What We Can Learn From Wuxi Acryl Technology's ROCE

From the above analysis, we find it rather worrisome that returns on capital and sales for Wuxi Acryl Technology have fallen, meanwhile the business is employing more capital than it was five years ago. Yet despite these poor fundamentals, the stock has gained a huge 105% over the last five years, so investors appear very optimistic. In any case, the current underlying trends don't bode well for long term performance so unless they reverse, we'd start looking elsewhere.

Like most companies, Wuxi Acryl Technology does come with some risks, and we've found 4 warning signs that you should be aware of.

While Wuxi Acryl Technology isn't earning the highest return, check out this free list of companies that are earning high returns on equity with solid balance sheets.

Have feedback on this article?
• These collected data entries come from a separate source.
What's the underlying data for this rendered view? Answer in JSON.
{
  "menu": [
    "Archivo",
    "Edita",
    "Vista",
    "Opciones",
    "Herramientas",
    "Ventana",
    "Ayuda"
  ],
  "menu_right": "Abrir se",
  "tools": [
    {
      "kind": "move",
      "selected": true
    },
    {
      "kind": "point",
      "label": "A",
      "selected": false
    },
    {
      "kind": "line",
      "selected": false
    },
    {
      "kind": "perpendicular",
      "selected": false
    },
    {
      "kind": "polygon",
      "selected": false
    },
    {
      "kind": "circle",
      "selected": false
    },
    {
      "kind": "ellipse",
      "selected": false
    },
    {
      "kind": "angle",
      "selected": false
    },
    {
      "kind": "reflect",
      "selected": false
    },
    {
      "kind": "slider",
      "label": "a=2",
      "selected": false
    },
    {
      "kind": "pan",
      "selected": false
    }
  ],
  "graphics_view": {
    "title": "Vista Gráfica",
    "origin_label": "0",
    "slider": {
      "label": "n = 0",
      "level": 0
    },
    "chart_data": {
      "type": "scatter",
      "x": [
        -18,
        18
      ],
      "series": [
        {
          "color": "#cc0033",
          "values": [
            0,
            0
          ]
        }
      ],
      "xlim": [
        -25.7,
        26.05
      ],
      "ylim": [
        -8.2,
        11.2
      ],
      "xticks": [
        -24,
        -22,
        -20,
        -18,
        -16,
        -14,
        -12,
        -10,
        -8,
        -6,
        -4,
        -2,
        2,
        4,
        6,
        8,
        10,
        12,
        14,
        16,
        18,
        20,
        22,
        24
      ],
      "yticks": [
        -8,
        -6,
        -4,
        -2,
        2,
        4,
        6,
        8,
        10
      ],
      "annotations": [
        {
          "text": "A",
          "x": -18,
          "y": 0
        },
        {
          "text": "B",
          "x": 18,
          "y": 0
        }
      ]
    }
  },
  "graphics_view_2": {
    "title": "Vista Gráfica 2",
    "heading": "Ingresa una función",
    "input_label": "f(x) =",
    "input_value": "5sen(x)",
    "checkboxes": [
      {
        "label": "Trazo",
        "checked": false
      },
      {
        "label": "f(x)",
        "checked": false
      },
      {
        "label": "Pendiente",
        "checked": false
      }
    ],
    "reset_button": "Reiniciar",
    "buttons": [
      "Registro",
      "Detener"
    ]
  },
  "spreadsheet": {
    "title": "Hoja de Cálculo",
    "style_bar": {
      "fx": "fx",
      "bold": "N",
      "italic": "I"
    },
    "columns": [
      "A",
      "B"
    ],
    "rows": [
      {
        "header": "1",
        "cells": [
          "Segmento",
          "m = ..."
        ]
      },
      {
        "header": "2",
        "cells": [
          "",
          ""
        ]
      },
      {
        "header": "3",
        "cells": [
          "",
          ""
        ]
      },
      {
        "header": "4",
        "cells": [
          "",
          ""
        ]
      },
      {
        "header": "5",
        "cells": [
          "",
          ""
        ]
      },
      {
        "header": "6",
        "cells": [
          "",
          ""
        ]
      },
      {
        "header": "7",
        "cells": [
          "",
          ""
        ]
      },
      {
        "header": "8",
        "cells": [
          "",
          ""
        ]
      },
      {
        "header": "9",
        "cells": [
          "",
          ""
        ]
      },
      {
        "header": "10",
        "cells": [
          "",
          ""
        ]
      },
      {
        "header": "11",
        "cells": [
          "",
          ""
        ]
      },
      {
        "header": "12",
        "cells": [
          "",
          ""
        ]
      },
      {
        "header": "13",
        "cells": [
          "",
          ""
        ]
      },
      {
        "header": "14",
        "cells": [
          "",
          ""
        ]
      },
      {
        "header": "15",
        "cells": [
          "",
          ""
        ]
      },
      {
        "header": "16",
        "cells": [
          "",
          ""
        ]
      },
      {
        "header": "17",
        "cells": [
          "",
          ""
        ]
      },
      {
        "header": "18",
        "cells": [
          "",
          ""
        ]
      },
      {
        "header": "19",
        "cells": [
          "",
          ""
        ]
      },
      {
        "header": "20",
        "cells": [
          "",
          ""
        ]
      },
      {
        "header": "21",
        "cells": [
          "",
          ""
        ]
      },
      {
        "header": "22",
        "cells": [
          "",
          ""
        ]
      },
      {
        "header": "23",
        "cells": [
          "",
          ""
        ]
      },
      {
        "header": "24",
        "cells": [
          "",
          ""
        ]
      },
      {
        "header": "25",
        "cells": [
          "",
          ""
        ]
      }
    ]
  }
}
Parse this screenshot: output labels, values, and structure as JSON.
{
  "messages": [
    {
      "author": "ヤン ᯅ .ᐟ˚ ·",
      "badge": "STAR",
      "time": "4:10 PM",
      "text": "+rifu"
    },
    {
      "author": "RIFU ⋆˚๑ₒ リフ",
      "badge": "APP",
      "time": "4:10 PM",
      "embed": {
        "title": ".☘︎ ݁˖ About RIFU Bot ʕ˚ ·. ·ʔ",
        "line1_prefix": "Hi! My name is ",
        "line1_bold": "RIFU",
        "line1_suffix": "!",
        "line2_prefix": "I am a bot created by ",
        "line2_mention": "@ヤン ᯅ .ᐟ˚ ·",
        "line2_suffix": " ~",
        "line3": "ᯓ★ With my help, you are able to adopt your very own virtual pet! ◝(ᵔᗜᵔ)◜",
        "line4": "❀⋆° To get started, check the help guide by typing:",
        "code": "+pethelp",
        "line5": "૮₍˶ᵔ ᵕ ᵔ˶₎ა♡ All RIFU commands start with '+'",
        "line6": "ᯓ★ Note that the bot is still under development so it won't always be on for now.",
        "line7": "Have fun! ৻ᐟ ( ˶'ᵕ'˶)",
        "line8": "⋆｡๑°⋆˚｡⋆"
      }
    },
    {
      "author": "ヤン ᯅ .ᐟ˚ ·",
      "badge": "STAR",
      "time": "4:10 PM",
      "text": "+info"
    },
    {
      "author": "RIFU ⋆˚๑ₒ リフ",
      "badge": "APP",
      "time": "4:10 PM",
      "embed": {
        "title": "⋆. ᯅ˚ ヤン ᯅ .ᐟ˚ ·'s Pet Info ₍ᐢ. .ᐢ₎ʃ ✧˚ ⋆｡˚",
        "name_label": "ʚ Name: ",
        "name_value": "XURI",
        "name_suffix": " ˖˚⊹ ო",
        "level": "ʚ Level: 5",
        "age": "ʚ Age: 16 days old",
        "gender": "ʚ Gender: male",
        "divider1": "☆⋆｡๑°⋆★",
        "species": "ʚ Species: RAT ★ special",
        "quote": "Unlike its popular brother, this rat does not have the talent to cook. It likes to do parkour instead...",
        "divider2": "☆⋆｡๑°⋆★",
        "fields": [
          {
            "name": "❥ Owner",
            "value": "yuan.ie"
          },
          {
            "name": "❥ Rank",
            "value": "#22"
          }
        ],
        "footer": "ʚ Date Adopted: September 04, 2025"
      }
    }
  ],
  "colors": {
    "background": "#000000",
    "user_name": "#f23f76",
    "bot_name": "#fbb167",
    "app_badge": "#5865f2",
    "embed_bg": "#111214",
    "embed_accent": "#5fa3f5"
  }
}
Concerned about the content? Get in touch with us directly. Alternatively, email editorial-team (at) simplywallst.com.
This article by Simply Wall St is general in nature. We provide commentary based on historical data and analyst forecasts only using an unbiased methodology and our articles are not intended to be financial advice. It does not constitute a recommendation to buy or sell any stock, and does not take account of your objectives, or your financial situation. We aim to bring you long-term focused analysis driven by fundamental data. Note that our analysis may not factor in the latest price-sensitive company announcements or qualitative material. Simply Wall St has no position in any stocks mentioned.